In Sachen Risikobewertung sei jede in der Wissenschaft tätige Person in die Verantwortung zu nehmen. "Forscherinnen und Forscher sind aufgerufen, sich selbst vor die Frage zu stellen, ob ihre Forschung sicherheitsrelevante Aspekte umfasst", sagte Schüth im Rahmen der Pressekonferenz. Das Positionspapier bietet dazu mit der Unterscheidung von fünf Risikotypen und einer Liste von Leitfragen eine Handreichung.

Weitere Ergebnisse der WR-Frühjahrssitzungen

Bereits zum dritten Mal nach 2007 und 2015 hat der WR das Bundesamt für Naturschutz (BfN) evaluiert und den forschungsbasierten Leistungen eine insgesamt hohe Qualität bescheinigt. Aufgaben und Internationalisierung des BfN hätten deutlich zugenommen.
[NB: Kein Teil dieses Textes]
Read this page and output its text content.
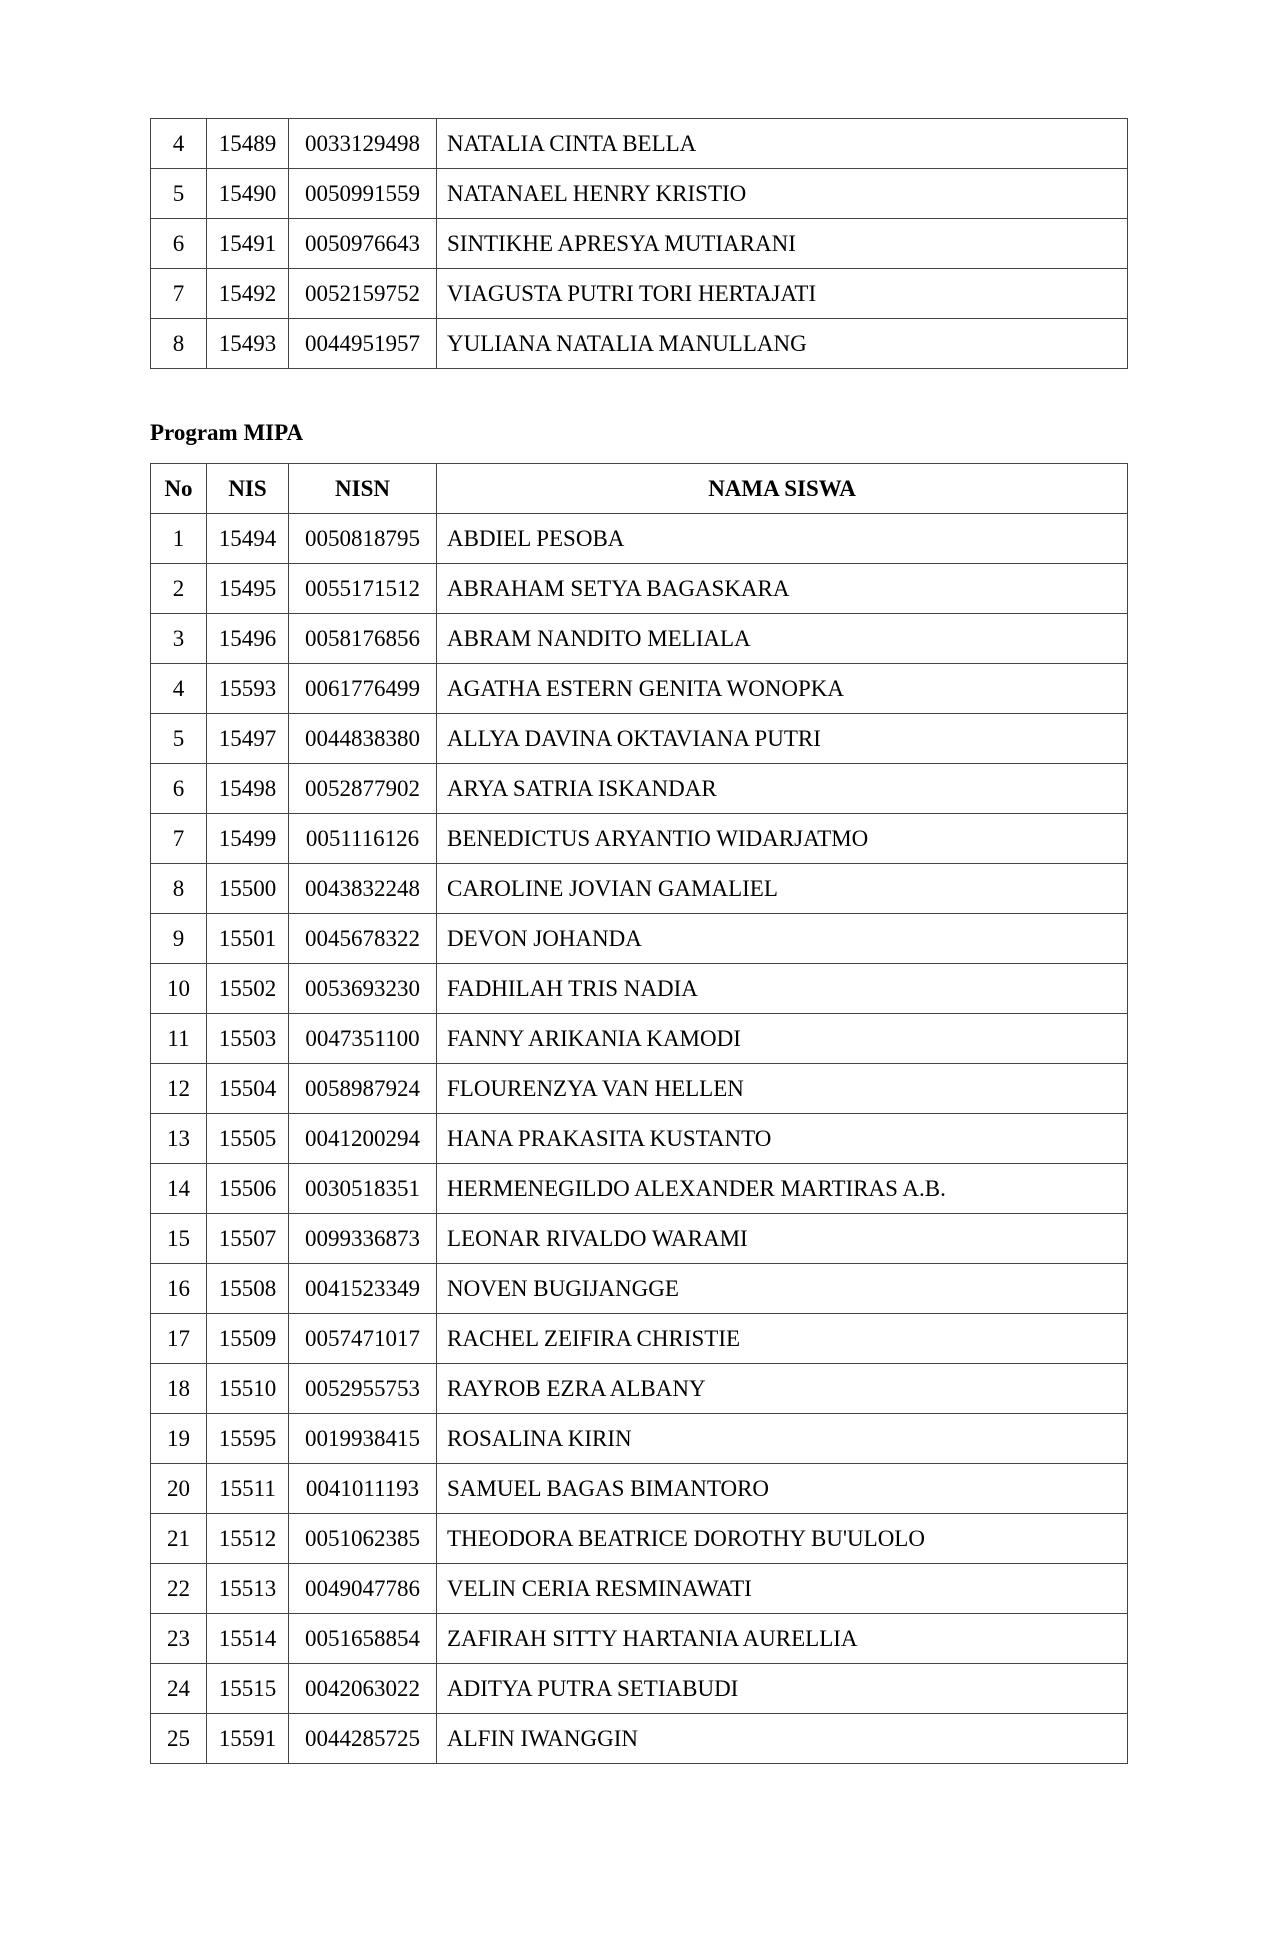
4	15489	0033129498	NATALIA CINTA BELLA
5	15490	0050991559	NATANAEL HENRY KRISTIO
6	15491	0050976643	SINTIKHE APRESYA MUTIARANI
7	15492	0052159752	VIAGUSTA PUTRI TORI HERTAJATI
8	15493	0044951957	YULIANA NATALIA MANULLANG
Program MIPA
No	NIS	NISN	NAMA SISWA
1	15494	0050818795	ABDIEL PESOBA
2	15495	0055171512	ABRAHAM SETYA BAGASKARA
3	15496	0058176856	ABRAM NANDITO MELIALA
4	15593	0061776499	AGATHA ESTERN GENITA WONOPKA
5	15497	0044838380	ALLYA DAVINA OKTAVIANA PUTRI
6	15498	0052877902	ARYA SATRIA ISKANDAR
7	15499	0051116126	BENEDICTUS ARYANTIO WIDARJATMO
8	15500	0043832248	CAROLINE JOVIAN GAMALIEL
9	15501	0045678322	DEVON JOHANDA
10	15502	0053693230	FADHILAH TRIS NADIA
11	15503	0047351100	FANNY ARIKANIA KAMODI
12	15504	0058987924	FLOURENZYA VAN HELLEN
13	15505	0041200294	HANA PRAKASITA KUSTANTO
14	15506	0030518351	HERMENEGILDO ALEXANDER MARTIRAS A.B.
15	15507	0099336873	LEONAR RIVALDO WARAMI
16	15508	0041523349	NOVEN BUGIJANGGE
17	15509	0057471017	RACHEL ZEIFIRA CHRISTIE
18	15510	0052955753	RAYROB EZRA ALBANY
19	15595	0019938415	ROSALINA KIRIN
20	15511	0041011193	SAMUEL BAGAS BIMANTORO
21	15512	0051062385	THEODORA BEATRICE DOROTHY BU'ULOLO
22	15513	0049047786	VELIN CERIA RESMINAWATI
23	15514	0051658854	ZAFIRAH SITTY HARTANIA AURELLIA
24	15515	0042063022	ADITYA PUTRA SETIABUDI
25	15591	0044285725	ALFIN IWANGGIN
Das BfN könne eine strategische Rolle bei der Vernetzung von Biodiversitätsdaten in Deutschland einnehmen, empfiehlt der WR.

Als wissenschaftlich leistungsstark bewertete der WR auch das Deutsche Zentrum für Integrations- und Migrationsforschung (DeZIM), das erstmals begutachtet wurde. Verbesserungspotenzial sieht der WR bei der theoretischen Einbettung und internationalen Anbindung der Forschung sowie bei der Drittmittel-Einwerbung. Eine besondere Stärke des Zentrums sei die wissenschaftsbasierte Politikberatung.